Science and technology
Souped-up laboratory conditions
Universities are to be encouraged to improve the design of their laboratories to save money, improve performance and reduce their environmental impact. An awards scheme launched by the Safe, Successful and Sustainable Laboratories (S-Lab) initiative at the University of Bradford will reward strategies such as the project at the University of Edinburgh's School of Chemistry, which cut purchasing costs by £100,000 by introducing "cradle-to-grave" tracking of chemicals. Seven awards will be made in the first year, with applications due in by 29 February.
PhD passage to India and US
The British Council is inviting proposals for grants under the UK-India Education and Research Initiative. Ten grants of up to £50,000 each are being made available as part of the Trilateral Research in Partnership Awards, which aim to support the mobility of PhD and postdoctoral students between the UK, India and the US. Funds are available to support projects of up to two years that encourage multidisciplinary research projects and sustainable institutional links between the nations. Each proposal must be supported by a UK, a US and an Indian institution and endorsed by the respective heads of department or their equivalent. All proposals will need to include details of additional contributions to be made by the three institutions involved.
Stiff competition stiffer still
The number of graduates chasing every job offered by top employers in the UK has risen to more than 50, according to a report. The Graduate Market in 2012, published last week by High Fliers Research, says that applications for graduate posts at the UK's 100 leading employers starting in 2012 have risen by 19 per cent so far compared with 2011. Some firms have even reported double the usual volume of applicants in the early stages of their 2011-12 recruitment campaigns. The report also states that the number of vacancies for graduates will rise for the third year running in 2012 - up by 6.4 per cent on 2011 - but will remain 6 per cent below the pre-recession levels seen in 2007.

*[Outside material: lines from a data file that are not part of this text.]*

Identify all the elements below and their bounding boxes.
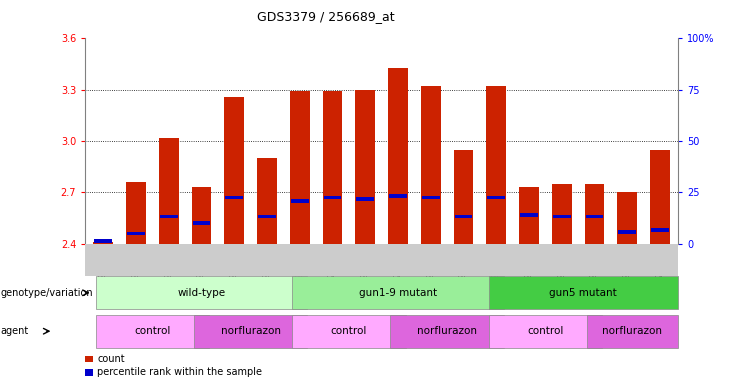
Bar <box>552 184 571 244</box>
Bar <box>160 215 178 218</box>
Bar <box>585 215 603 218</box>
Bar <box>324 196 342 200</box>
Text: control: control <box>134 326 170 336</box>
Bar <box>453 150 473 244</box>
Bar <box>126 182 146 244</box>
Bar <box>585 184 605 244</box>
Text: norflurazon: norflurazon <box>221 326 281 336</box>
Bar <box>389 194 407 198</box>
Bar <box>127 232 144 235</box>
Text: norflurazon: norflurazon <box>417 326 477 336</box>
Bar <box>519 187 539 244</box>
Text: percentile rank within the sample: percentile rank within the sample <box>97 367 262 377</box>
Bar <box>422 196 439 200</box>
Bar <box>225 196 243 200</box>
Bar <box>192 187 211 244</box>
Bar <box>421 86 441 244</box>
Bar <box>356 197 374 201</box>
Text: GDS3379 / 256689_at: GDS3379 / 256689_at <box>257 10 395 23</box>
Text: gun1-9 mutant: gun1-9 mutant <box>359 288 437 298</box>
Bar <box>291 199 308 203</box>
Bar <box>258 215 276 218</box>
Text: norflurazon: norflurazon <box>602 326 662 336</box>
Bar <box>520 213 538 217</box>
Bar <box>455 215 472 218</box>
Bar <box>553 215 571 218</box>
Bar <box>159 138 179 244</box>
Bar <box>356 90 375 244</box>
Text: gun5 mutant: gun5 mutant <box>550 288 617 298</box>
Text: wild-type: wild-type <box>177 288 225 298</box>
Bar <box>619 230 636 234</box>
Bar <box>388 68 408 244</box>
Bar <box>486 86 506 244</box>
Text: agent: agent <box>1 326 29 336</box>
Bar <box>488 196 505 200</box>
Bar <box>617 192 637 244</box>
Bar <box>651 228 669 232</box>
Bar <box>193 222 210 225</box>
Bar <box>257 158 277 244</box>
Bar <box>650 150 670 244</box>
Bar <box>225 97 244 244</box>
Bar <box>93 242 113 244</box>
Text: genotype/variation: genotype/variation <box>1 288 93 298</box>
Text: control: control <box>330 326 367 336</box>
Bar <box>290 91 310 244</box>
Text: control: control <box>527 326 564 336</box>
Text: count: count <box>97 354 124 364</box>
Bar <box>94 239 112 243</box>
Bar <box>322 91 342 244</box>
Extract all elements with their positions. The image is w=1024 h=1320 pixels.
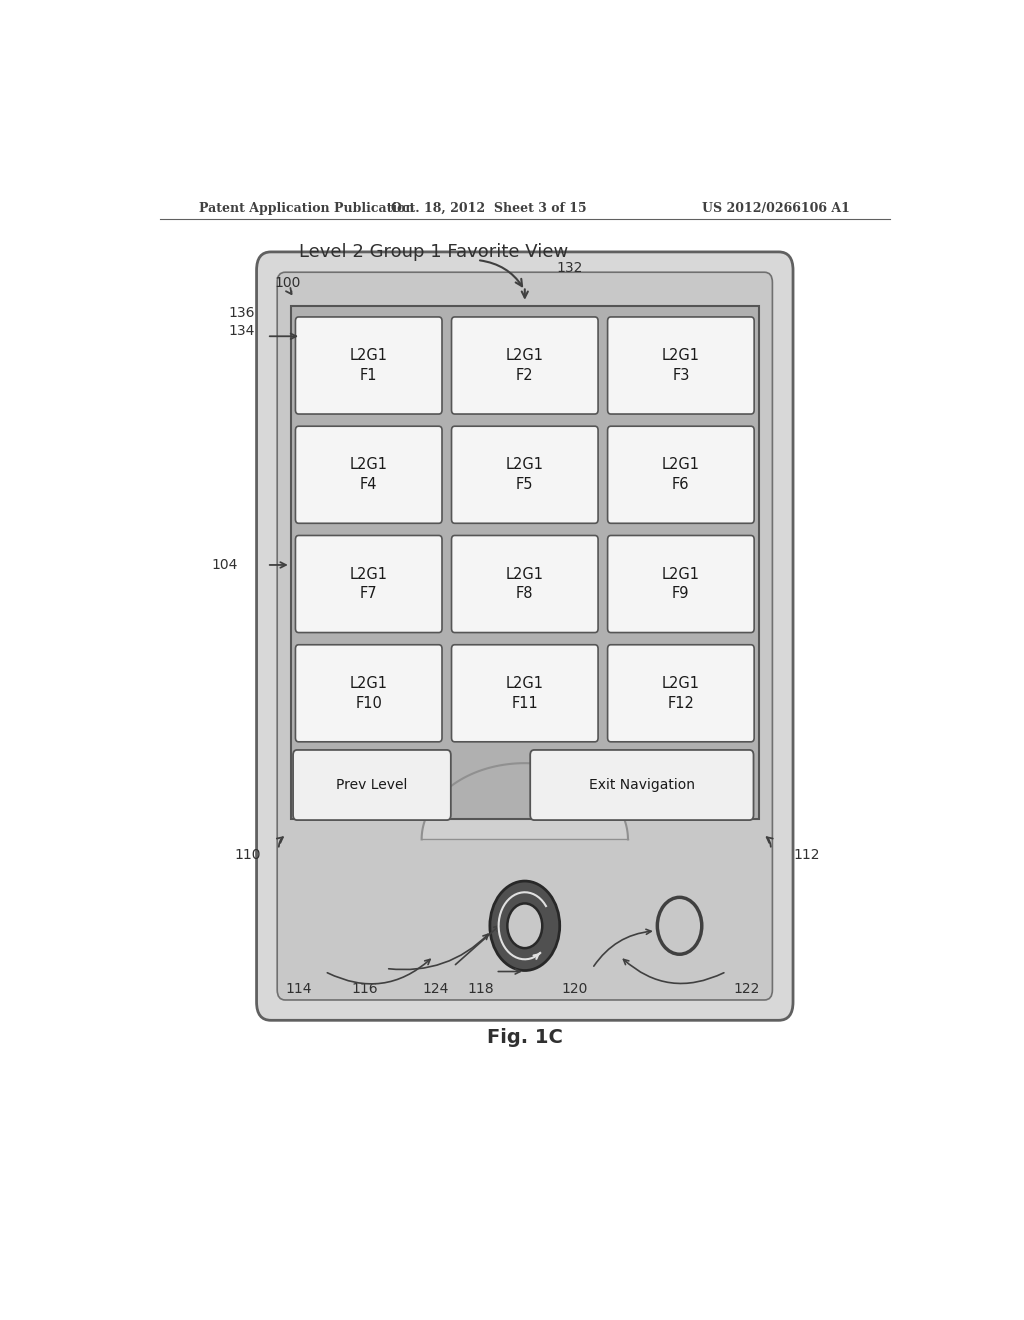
FancyBboxPatch shape bbox=[607, 644, 754, 742]
Circle shape bbox=[489, 880, 560, 970]
Text: 118: 118 bbox=[468, 982, 495, 995]
Text: Level 2 Group 1 Favorite View: Level 2 Group 1 Favorite View bbox=[299, 243, 568, 261]
Text: L2G1
F7: L2G1 F7 bbox=[350, 566, 388, 602]
Text: L2G1
F11: L2G1 F11 bbox=[506, 676, 544, 710]
Text: 114: 114 bbox=[286, 982, 312, 995]
FancyBboxPatch shape bbox=[530, 750, 754, 820]
Text: 104: 104 bbox=[211, 558, 238, 572]
Circle shape bbox=[507, 903, 543, 948]
FancyBboxPatch shape bbox=[293, 750, 451, 820]
FancyBboxPatch shape bbox=[257, 252, 793, 1020]
FancyBboxPatch shape bbox=[607, 536, 754, 632]
Text: Oct. 18, 2012  Sheet 3 of 15: Oct. 18, 2012 Sheet 3 of 15 bbox=[391, 202, 587, 215]
Text: L2G1
F2: L2G1 F2 bbox=[506, 348, 544, 383]
FancyBboxPatch shape bbox=[296, 317, 442, 414]
Text: L2G1
F4: L2G1 F4 bbox=[350, 457, 388, 492]
Text: 134: 134 bbox=[228, 325, 255, 338]
FancyBboxPatch shape bbox=[296, 644, 442, 742]
Text: Prev Level: Prev Level bbox=[336, 777, 408, 792]
FancyBboxPatch shape bbox=[278, 272, 772, 1001]
FancyBboxPatch shape bbox=[452, 426, 598, 523]
FancyBboxPatch shape bbox=[452, 536, 598, 632]
Text: L2G1
F6: L2G1 F6 bbox=[662, 457, 699, 492]
FancyBboxPatch shape bbox=[296, 536, 442, 632]
Text: L2G1
F9: L2G1 F9 bbox=[662, 566, 699, 602]
Text: 120: 120 bbox=[561, 982, 588, 995]
Text: Exit Navigation: Exit Navigation bbox=[589, 777, 695, 792]
Text: 100: 100 bbox=[274, 276, 301, 290]
Text: 112: 112 bbox=[793, 847, 819, 862]
FancyBboxPatch shape bbox=[607, 426, 754, 523]
Text: 110: 110 bbox=[234, 847, 261, 862]
Text: 124: 124 bbox=[423, 982, 450, 995]
Text: Fig. 1C: Fig. 1C bbox=[486, 1028, 563, 1047]
FancyBboxPatch shape bbox=[452, 644, 598, 742]
FancyBboxPatch shape bbox=[452, 317, 598, 414]
Text: Patent Application Publication: Patent Application Publication bbox=[200, 202, 415, 215]
Text: L2G1
F5: L2G1 F5 bbox=[506, 457, 544, 492]
Text: 132: 132 bbox=[557, 261, 583, 275]
FancyBboxPatch shape bbox=[607, 317, 754, 414]
FancyBboxPatch shape bbox=[296, 426, 442, 523]
Text: 122: 122 bbox=[734, 982, 760, 995]
Text: L2G1
F3: L2G1 F3 bbox=[662, 348, 699, 383]
Text: L2G1
F1: L2G1 F1 bbox=[350, 348, 388, 383]
Text: US 2012/0266106 A1: US 2012/0266106 A1 bbox=[702, 202, 850, 215]
Text: L2G1
F10: L2G1 F10 bbox=[350, 676, 388, 710]
Text: L2G1
F8: L2G1 F8 bbox=[506, 566, 544, 602]
Text: 136: 136 bbox=[228, 306, 255, 319]
Text: L2G1
F12: L2G1 F12 bbox=[662, 676, 699, 710]
FancyBboxPatch shape bbox=[291, 306, 759, 818]
Text: 116: 116 bbox=[351, 982, 378, 995]
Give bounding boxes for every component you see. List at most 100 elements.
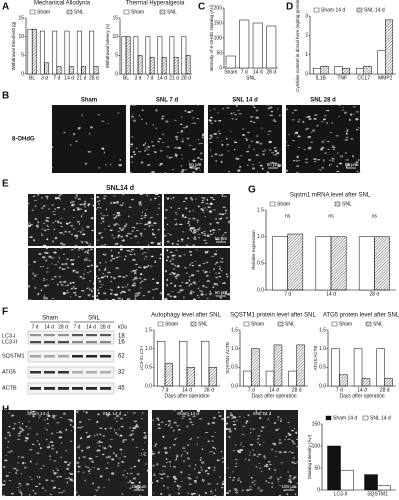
y-tick-label: 1.5 [257, 207, 264, 213]
cell [185, 272, 188, 274]
band [86, 355, 97, 358]
cell [32, 272, 35, 275]
cell [75, 237, 78, 239]
cell [213, 232, 215, 234]
cell [103, 292, 107, 295]
cell [213, 209, 216, 211]
cell [112, 195, 116, 197]
cell [287, 438, 291, 440]
cell [188, 224, 191, 227]
cell [155, 281, 160, 284]
cell [237, 109, 240, 112]
cell [116, 112, 120, 114]
cell [103, 447, 107, 450]
cell [284, 439, 287, 441]
cell [155, 127, 158, 130]
legend-swatch [277, 321, 284, 327]
cell [173, 409, 176, 412]
bar [339, 374, 348, 387]
cell [296, 155, 299, 159]
cell [211, 436, 214, 437]
band [44, 355, 55, 358]
cell [181, 454, 184, 455]
cell [165, 457, 168, 461]
cell [51, 204, 55, 206]
band [86, 341, 97, 344]
cell [96, 420, 99, 424]
cell [175, 277, 178, 280]
cell [17, 456, 20, 458]
legend-label: Sham [277, 201, 290, 207]
x-tick-label: 28 d [266, 69, 276, 75]
cell [53, 460, 57, 462]
cell [213, 253, 218, 256]
cell [44, 427, 46, 429]
cell [205, 274, 209, 277]
bar [252, 22, 263, 69]
cell [286, 108, 289, 111]
cell [173, 273, 176, 276]
cell [99, 433, 102, 436]
cell [147, 164, 151, 166]
cell [192, 217, 196, 220]
cell [150, 172, 153, 174]
blot-row-label: ACTB [2, 385, 17, 391]
cell [136, 487, 139, 489]
cell [137, 484, 141, 487]
cell [152, 474, 157, 476]
blot-group: SNL [88, 316, 100, 322]
cell [278, 442, 282, 444]
cell [198, 280, 200, 282]
cell [177, 492, 181, 495]
cell [95, 456, 99, 458]
cell [218, 272, 221, 275]
band [100, 334, 111, 337]
cell [255, 141, 259, 144]
cell [279, 418, 283, 420]
blot-group: Sham [42, 316, 58, 322]
cell [324, 152, 327, 154]
cell [250, 140, 254, 143]
cell [204, 270, 208, 273]
cell [256, 171, 259, 173]
cell [132, 150, 135, 154]
cell [231, 118, 235, 120]
cell [126, 481, 131, 483]
cell [169, 446, 171, 449]
cell [133, 272, 136, 275]
cell [255, 409, 258, 413]
cell [221, 193, 224, 196]
cell [225, 428, 229, 431]
cell [81, 114, 83, 117]
legend-swatch [331, 321, 338, 327]
cell [43, 298, 46, 300]
cell [235, 157, 238, 160]
cell [337, 152, 339, 155]
cell [174, 477, 178, 480]
cell [28, 285, 30, 288]
cell [118, 457, 122, 459]
cell [172, 169, 175, 171]
cell [51, 480, 53, 482]
cell [169, 251, 173, 254]
cell [233, 113, 238, 116]
cell [338, 115, 341, 117]
cell [141, 109, 144, 112]
cell [109, 427, 113, 430]
legend-swatch [325, 415, 332, 421]
cell [327, 109, 330, 112]
cell [221, 257, 224, 260]
cell [216, 112, 220, 114]
cell [57, 260, 59, 263]
cell [17, 421, 21, 423]
bar [173, 56, 179, 75]
cell [117, 462, 120, 465]
cell [140, 286, 142, 290]
cell [203, 239, 207, 241]
y-tick-label: 1.5 [145, 327, 152, 333]
bar [312, 67, 322, 75]
cell [227, 222, 230, 224]
cell [201, 209, 205, 212]
cell [215, 276, 219, 279]
cell [223, 282, 226, 284]
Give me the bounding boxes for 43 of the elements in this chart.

The claim by gay rights group Stonewall that there are almost no "visible gay role models" in higher education was challenged robustly on Twitter.
Kathleen Richardson, a researcher at University College London, writes: "I'm not sure what a 'gay role model' is. What are they meant to do? #universities good place to be gay."
David Smith, a professor at the University of York, agreed, but writes: "I would also add that effective gay role models in science academia are still very rare."